Lohardaga Charitable Ursuline Society v. Union Of India
2002-09-16
TAPEN SEN
body2002
DigiLaw.ai
JUDGMENT Tapen Sen, J. 1. Heard Mr. S. Choudhary, learned counsel for the petitioner and Mr. P.P.N. Roy, learned counsel appearing for the respondents. 2. The petitioner, in the instant case, has prayed for quashing of Annexure 3, the order dated 19.10.1994 by which the respondent No. 2 (Assistant Provident Fund Commissioner) has levied a sum of Rs. 1,87,019.00 as Provident Fund contribution in respect of employees employed with the Urusuline Hospital at Lohardaga. 3. According to the petitioner, the impugned order, apart from being an ex parte assessment, is also illegal inasmuch as it has incorrectly dealt with the main issue namely that the Nuns and Sisters who have taken a vow of poverty are not covered under the provisions of the Employees Provident Fund (Miscellaneous Provisions) Act, 1952 (hereinafter referred for the sake of brevity as the said Act).
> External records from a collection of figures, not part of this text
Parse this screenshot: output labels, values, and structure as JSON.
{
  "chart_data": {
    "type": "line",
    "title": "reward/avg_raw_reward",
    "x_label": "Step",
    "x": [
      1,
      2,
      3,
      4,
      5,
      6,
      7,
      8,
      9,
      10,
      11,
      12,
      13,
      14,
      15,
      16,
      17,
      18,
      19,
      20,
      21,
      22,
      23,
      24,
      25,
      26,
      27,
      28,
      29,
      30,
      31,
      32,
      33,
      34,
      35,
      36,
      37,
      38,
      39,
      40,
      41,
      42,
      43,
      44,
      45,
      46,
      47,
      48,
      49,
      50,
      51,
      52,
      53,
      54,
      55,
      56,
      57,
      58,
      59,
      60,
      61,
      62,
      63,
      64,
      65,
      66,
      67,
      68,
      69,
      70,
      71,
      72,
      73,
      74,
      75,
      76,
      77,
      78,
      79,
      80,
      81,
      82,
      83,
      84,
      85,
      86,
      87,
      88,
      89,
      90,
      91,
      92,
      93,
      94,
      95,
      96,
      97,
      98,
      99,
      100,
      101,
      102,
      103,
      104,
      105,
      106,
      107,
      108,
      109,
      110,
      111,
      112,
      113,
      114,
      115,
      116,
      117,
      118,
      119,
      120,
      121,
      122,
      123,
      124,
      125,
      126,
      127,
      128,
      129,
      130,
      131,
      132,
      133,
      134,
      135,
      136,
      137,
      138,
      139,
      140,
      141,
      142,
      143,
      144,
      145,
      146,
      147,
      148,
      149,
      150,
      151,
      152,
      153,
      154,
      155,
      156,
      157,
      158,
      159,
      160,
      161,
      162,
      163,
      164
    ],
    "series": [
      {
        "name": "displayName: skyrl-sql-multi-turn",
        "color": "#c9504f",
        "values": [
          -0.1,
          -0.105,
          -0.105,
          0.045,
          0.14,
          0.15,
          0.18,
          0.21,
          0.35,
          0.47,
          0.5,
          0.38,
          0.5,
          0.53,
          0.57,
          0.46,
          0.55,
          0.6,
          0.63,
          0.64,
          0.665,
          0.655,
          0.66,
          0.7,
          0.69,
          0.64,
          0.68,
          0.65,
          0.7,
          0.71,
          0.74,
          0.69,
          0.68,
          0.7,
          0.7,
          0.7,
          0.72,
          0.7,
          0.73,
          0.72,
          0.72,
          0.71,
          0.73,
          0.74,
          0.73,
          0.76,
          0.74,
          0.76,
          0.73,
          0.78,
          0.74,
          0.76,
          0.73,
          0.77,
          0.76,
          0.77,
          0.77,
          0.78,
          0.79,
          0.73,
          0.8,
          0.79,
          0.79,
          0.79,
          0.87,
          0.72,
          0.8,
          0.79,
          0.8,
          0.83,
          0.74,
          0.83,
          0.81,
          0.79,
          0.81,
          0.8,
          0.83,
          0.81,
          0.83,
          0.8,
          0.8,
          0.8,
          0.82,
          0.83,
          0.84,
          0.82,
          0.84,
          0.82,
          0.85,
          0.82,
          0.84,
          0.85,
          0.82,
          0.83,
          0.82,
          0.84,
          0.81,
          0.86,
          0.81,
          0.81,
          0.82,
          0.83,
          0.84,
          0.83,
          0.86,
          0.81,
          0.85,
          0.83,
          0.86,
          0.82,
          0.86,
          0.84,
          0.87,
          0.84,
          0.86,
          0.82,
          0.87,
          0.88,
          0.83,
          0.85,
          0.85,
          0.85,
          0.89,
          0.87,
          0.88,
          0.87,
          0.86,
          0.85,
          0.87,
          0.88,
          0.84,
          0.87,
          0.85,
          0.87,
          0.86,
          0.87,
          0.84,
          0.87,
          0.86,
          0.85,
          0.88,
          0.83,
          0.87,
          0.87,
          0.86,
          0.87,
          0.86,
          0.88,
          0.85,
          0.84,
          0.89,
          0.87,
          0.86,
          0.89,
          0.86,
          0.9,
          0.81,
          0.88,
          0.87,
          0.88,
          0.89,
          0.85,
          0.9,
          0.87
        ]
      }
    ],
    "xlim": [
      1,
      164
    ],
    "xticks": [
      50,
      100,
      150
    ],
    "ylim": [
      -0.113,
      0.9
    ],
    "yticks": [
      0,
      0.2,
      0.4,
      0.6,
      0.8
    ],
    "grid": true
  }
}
According to Mr. S. Choudhary, learned counsel for the petitioner, the aforementioned Hospital is a part of the Lohardaga Charitable Ursuline Society which is a society registered under the Societies Registration Act and it being a religious order, there is no relationship of employer and employee inter se amongst the aforementioned Sisters and Nuns and consequently they should not have been brought under the sweep of the said Act. 4. The first point in relation to the impugned order being ex parte does not find favour with this Court inasmuch as from a perusal of the impugned order itself it will be apparent that notices were issued but there was no response whereafter summons were also issued giving opportunity to the establishment to produce records, but that was also not attended to. One Sister Blanche represented the establishment, but did not produce any record. The impugned order also would show that she had submitted written argument but did not produce the original registers etc. despite number of opportunities having been given. In that view of the matter, it cannot, strictu sensu, be said that the order was passed ex parte. 5. However, the other argument of Mr. S. Choudhary, learned counsel for the petitioner to the effect that in religious congregation or Order, the Sisters and Nuns take a vow of poverty and there is actually no relationship of employer and employee inter se between them, appears to be an argument which does need to be decided by the Government at the appropriate level. 6. Mr.
S. Choudhary, learned counsel for the petitioner to the effect that in religious congregation or Order, the Sisters and Nuns take a vow of poverty and there is actually no relationship of employer and employee inter se between them, appears to be an argument which does need to be decided by the Government at the appropriate level. 6. Mr. P.P.N. Roy, learned counsel appearing for the respondents has submitted that the definition of the word employee as appearing under Section 2(f) is an all pervasive definition and it contains within its sweep the Nuns and Sisters also. Such a submission without there being any valid supportive reasonings cannot be accepted because in order to bring a person within the definition of the word employee, it must be proved as a matter of fact that such a person is drawing salary or is being paid salary which ensures to his/her benefit. No such evidences are on record and therefore by straightaway submitting that Nuns and Sisters of a religious order are also employees does not appear to be justified. Prima facie, therefore, this Court is of the opinion that the parties hereto should be given an opportunity to decide this issue once and for all strictly in accordance with law. 7. Accordingly, the petitioners are given liberty to approach the Government invoking its power to exempt as provided under Section 17 of the said Act. Such invocation must be made not later than four weeks from today. Upon receipt of such an invocation, the appropriate authorities of the Government shall consider the matter in accordance with law and do the needful as provided in the Act by either notifying that such category of persons are exempted or, are not exempted. In the event, they come to a conclusion that the petitioners do not deserve exemption then it goes without saying that the authorities concerned shall give reasons in accordance with law so as to enable the petitioners to test the legality or otherwise of such reasonings at an appropriate later stage, if so advised. The petitioners, in the mean time, shall deposit the assessed amount and it also goes without saying that if ultimately it is found that the petitioners are entitled to exemption, the same shall be refunded to the petitioners.
The petitioners, in the mean time, shall deposit the assessed amount and it also goes without saying that if ultimately it is found that the petitioners are entitled to exemption, the same shall be refunded to the petitioners. The entire exercise on the part of the Government upon receipt of the invocation referred to above shall be completed not later than six months from the date of receipt thereof. 8. With the aforementioned observations, this writ application stands disposed off. However, there shall be no order as to costs. Writ Application stands disposed off.